There was more to it, of course, but that was plenty for Zeller. The lead intel officer on the tiny base, he pulled rank the next day and had Shinwari assigned to his team of tactical advisers. For the next seven months, they were inseparable, riding shotgun with the Afghan army through explosions and ambushed missions. Shinwari, who'd taught himself English as a teen by watching Arnold Schwarzenegger mangle his lines in Terminator and Commando, wasn't just the smartest linguist on base – he was also the best marksman. "He could shoot the cap off a pen at 800 meters," says Zeller. "He saved at least five American lives there, not just mine." That December, when his hitch was up, Zeller gave Shinwari a powerful hug and an open-ended offer to bring him to America if things got too hot for him and his family. "Thanks, but I'm staying," said Shinwari. "I don't scare from the Taliban; they scare from me."

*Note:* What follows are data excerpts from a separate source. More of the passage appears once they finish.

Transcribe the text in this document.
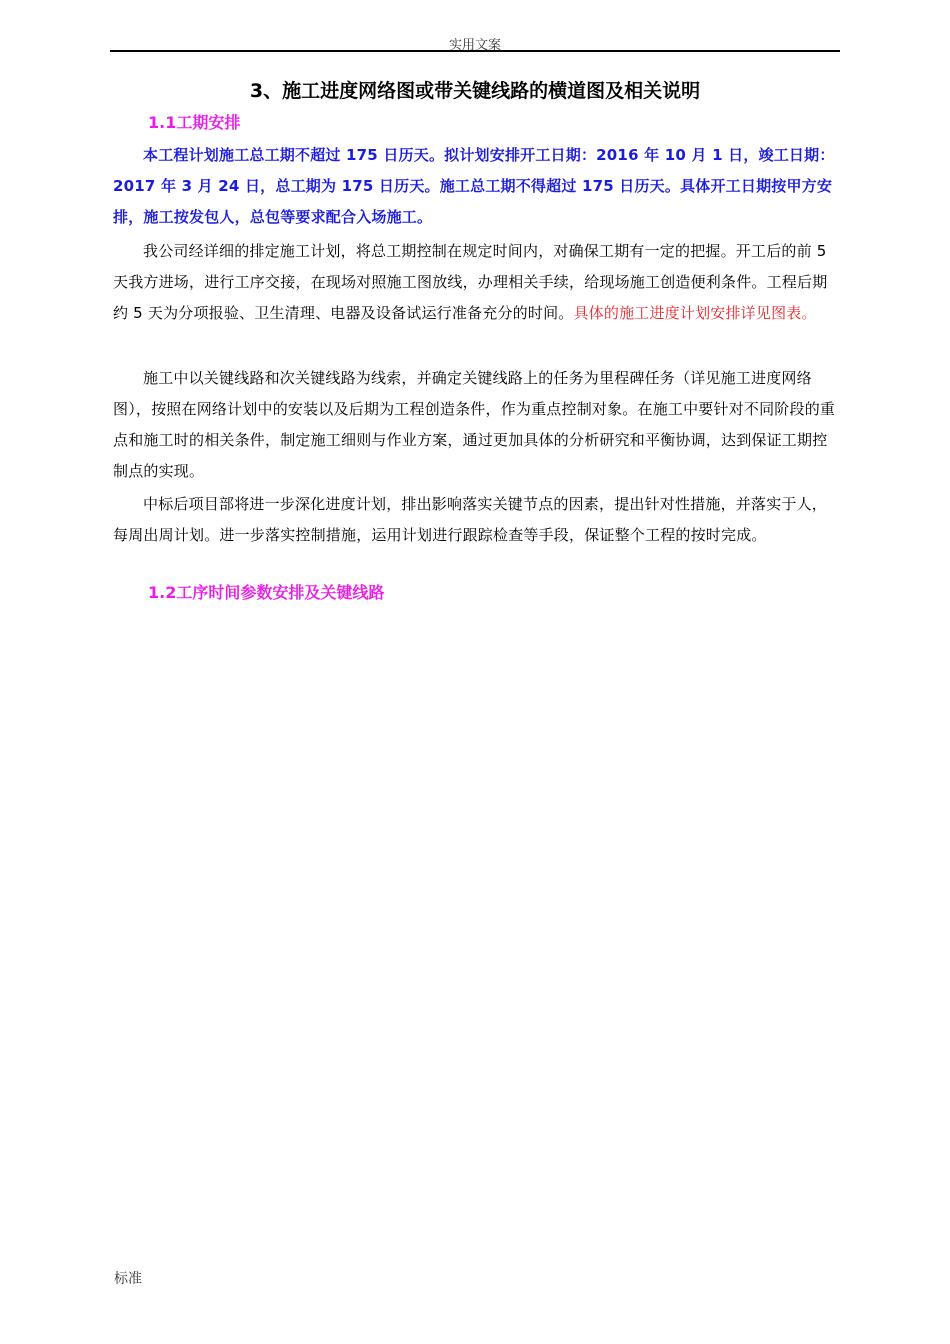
实用文案
3、施工进度网络图或带关键线路的横道图及相关说明
1.1工期安排
本工程计划施工总工期不超过 175 日历天。拟计划安排开工日期：2016 年 10 月 1 日，竣工日期：2017 年 3 月 24 日，总工期为 175 日历天。施工总工期不得超过 175 日历天。具体开工日期按甲方安排，施工按发包人，总包等要求配合入场施工。
我公司经详细的排定施工计划，将总工期控制在规定时间内，对确保工期有一定的把握。开工后的前 5 天我方进场，进行工序交接，在现场对照施工图放线，办理相关手续，给现场施工创造便利条件。工程后期约 5 天为分项报验、卫生清理、电器及设备试运行准备充分的时间。具体的施工进度计划安排详见图表。
施工中以关键线路和次关键线路为线索，并确定关键线路上的任务为里程碑任务（详见施工进度网络图），按照在网络计划中的安装以及后期为工程创造条件，作为重点控制对象。在施工中要针对不同阶段的重点和施工时的相关条件，制定施工细则与作业方案，通过更加具体的分析研究和平衡协调，达到保证工期控制点的实现。
中标后项目部将进一步深化进度计划，排出影响落实关键节点的因素，提出针对性措施，并落实于人，每周出周计划。进一步落实控制措施，运用计划进行跟踪检查等手段，保证整个工程的按时完成。
1.2工序时间参数安排及关键线路
标准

A couple of years passed; the two men kept in touch via Skype and Facebook chats. Then, in February 2011, Shinwari texted Zeller to redeem his offer of help. After five years of Taliban death threats, he'd been marked for death in a plot U.S. intelligence officers had intercepted. He stashed his wife and two kids with in-laws and went to live on-base while still working as an interpreter, but then word leaked that Allied forces were leaving, closing bases and laying off the many thousands who'd helped them – Afghan linguists and drivers and political fixers, all of whom had risked their lives for the vision marketed by U.S. leaders of a free and decent Afghanistan. Zeller knew what this augured for the collaborators left behind; he'd seen the severed limbs of captured allies left in burlap at the gate of his base, wrapped in warnings to repent before Allah.

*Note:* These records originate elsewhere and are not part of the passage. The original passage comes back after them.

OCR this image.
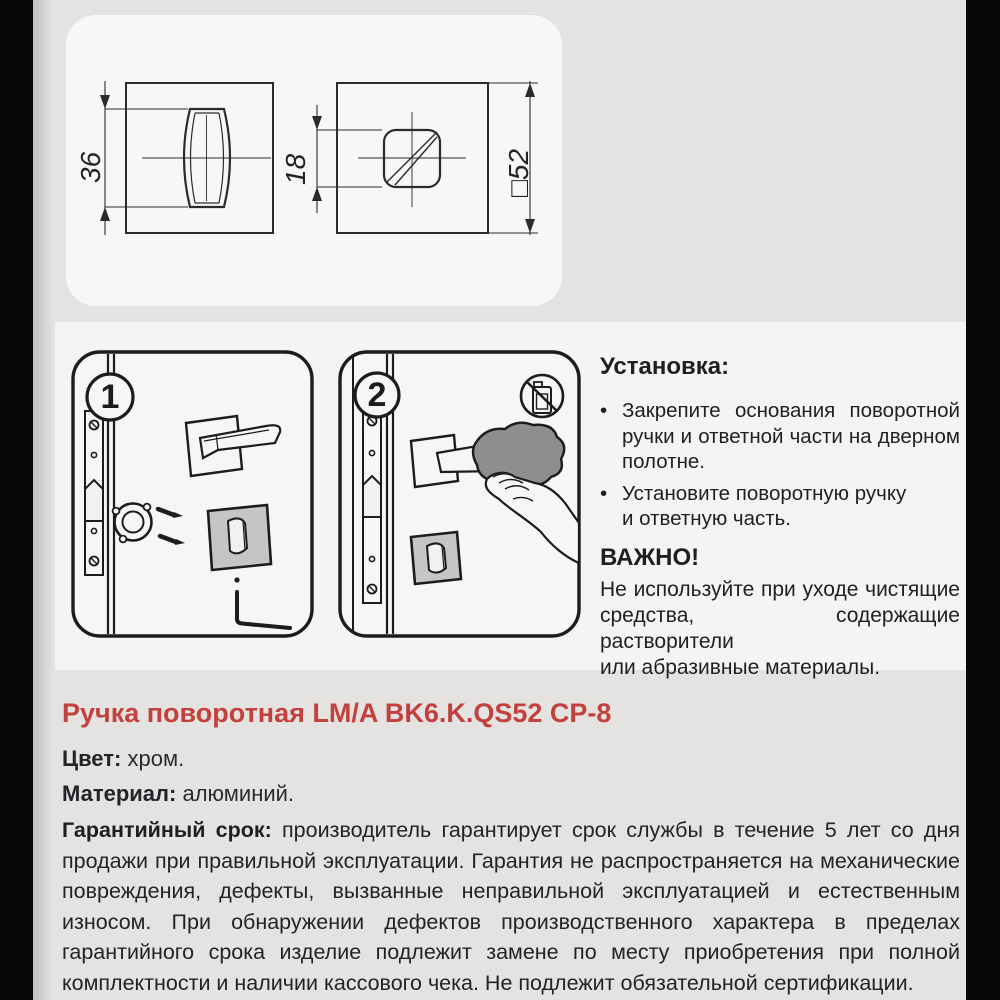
36	18	□52
1	2
Установка:
• Закрепите основания поворотной
ручки и ответной части на дверном
полотне.
• Установите поворотную ручку
и ответную часть.
ВАЖНО!
Не используйте при уходе чистящие
средства, содержащие растворители
или абразивные материалы.
Ручка поворотная LM/A BK6.K.QS52 CP-8
Цвет: хром.
Материал: алюминий.
Гарантийный срок: производитель гарантирует срок службы в течение 5 лет со дня
продажи при правильной эксплуатации. Гарантия не распространяется на механические
повреждения, дефекты, вызванные неправильной эксплуатацией и естественным
износом. При обнаружении дефектов производственного характера в пределах
гарантийного срока изделие подлежит замене по месту приобретения при полной
комплектности и наличии кассового чека. Не подлежит обязательной сертификации.
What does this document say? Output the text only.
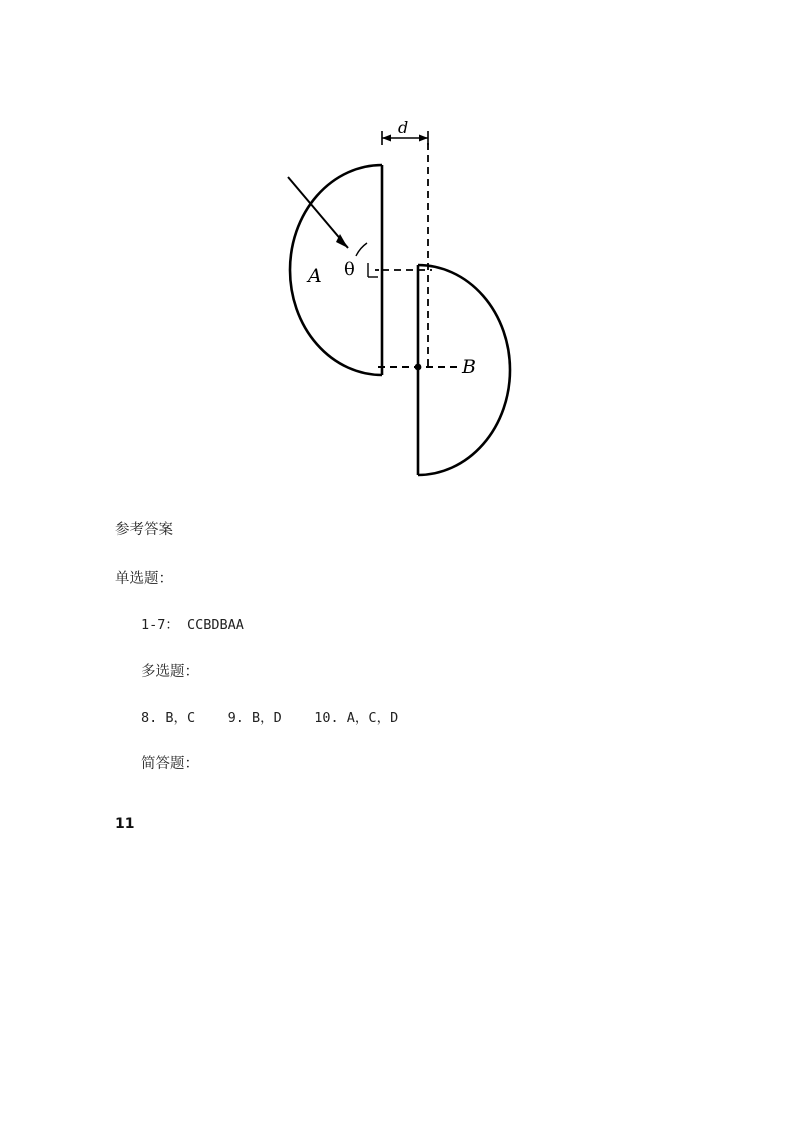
d
A
B
θ
参考答案
单选题：
1-7： CCBDBAA
多选题：
8. B，C    9. B，D    10. A，C，D
简答题：
11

Zeller, by then a captain in the Army Reserve and running for Congress in upstate New York, launched an all-points drive to bring Shinwari over on a special immigrant visa (SIV). He compiled 50 letters of recommendation from officers who'd served with Shinwari, documented and validated every death threat texted to Shinwari or slipped under his door, and followed up with letters and calls to the embassy in Kabul. "I figured he'd sail through in six to nine months," says Zeller. "He'd been vetted by the CIA since '06, and oh, by the way, he's a hero."

But the months turned to years of brick-wall delays, with no word from the State Department or Homeland Security. Zeller, like Shinwari, began to panic. He wrote an anguished op-ed for the Huffington Post, then another for the Guardian online. That fetched him a slew of follow-up coverage, and suddenly congressmen called the embassy, threatening to hold hearings. Meanwhile, Shinwari lived in mounting terror, moving himself and his family every few days to outflank the men with knives and beards who pounded on his in-laws' door.

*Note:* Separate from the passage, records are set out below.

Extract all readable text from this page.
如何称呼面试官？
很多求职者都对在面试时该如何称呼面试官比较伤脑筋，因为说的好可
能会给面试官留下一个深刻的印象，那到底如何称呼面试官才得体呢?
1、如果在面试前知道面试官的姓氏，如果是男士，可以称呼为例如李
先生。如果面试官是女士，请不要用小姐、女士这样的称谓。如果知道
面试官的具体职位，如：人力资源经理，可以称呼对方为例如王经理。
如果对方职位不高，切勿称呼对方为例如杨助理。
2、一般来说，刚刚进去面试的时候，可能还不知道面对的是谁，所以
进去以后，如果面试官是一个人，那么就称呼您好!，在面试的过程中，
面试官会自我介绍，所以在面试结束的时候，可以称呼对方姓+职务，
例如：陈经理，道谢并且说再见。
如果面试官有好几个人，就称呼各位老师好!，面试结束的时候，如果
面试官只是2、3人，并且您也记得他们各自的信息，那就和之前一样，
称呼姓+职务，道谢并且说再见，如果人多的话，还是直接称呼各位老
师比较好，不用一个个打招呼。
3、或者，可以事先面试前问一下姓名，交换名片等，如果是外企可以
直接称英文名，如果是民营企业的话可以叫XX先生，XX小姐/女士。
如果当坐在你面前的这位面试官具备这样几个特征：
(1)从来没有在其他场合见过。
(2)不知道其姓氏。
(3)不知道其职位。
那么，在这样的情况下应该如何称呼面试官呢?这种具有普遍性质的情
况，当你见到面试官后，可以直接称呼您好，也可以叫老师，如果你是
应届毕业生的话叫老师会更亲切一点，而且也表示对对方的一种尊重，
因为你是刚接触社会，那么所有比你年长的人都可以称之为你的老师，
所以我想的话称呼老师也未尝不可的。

Finally, after a 30-month, one-man barrage, Zeller's pressure won Shinwari a visa. He quit his job as an interpreter, sold his worldly goods, and hid out with his wife and kids while the final arrangements were made for them to come to the U.S. Then, a few days before their tickets came through, he was told over the phone – without a word of explanation – to hand back his hard-won visa. Heartsick, he called Zeller, who called the embassy in Kabul. Nothing; all hope extinguished. And with that, the two learned what political exiles have known since our withdrawal from Vietnam in 1973: When it comes to keeping a promise to wartime allies, America's word is flimsy at best.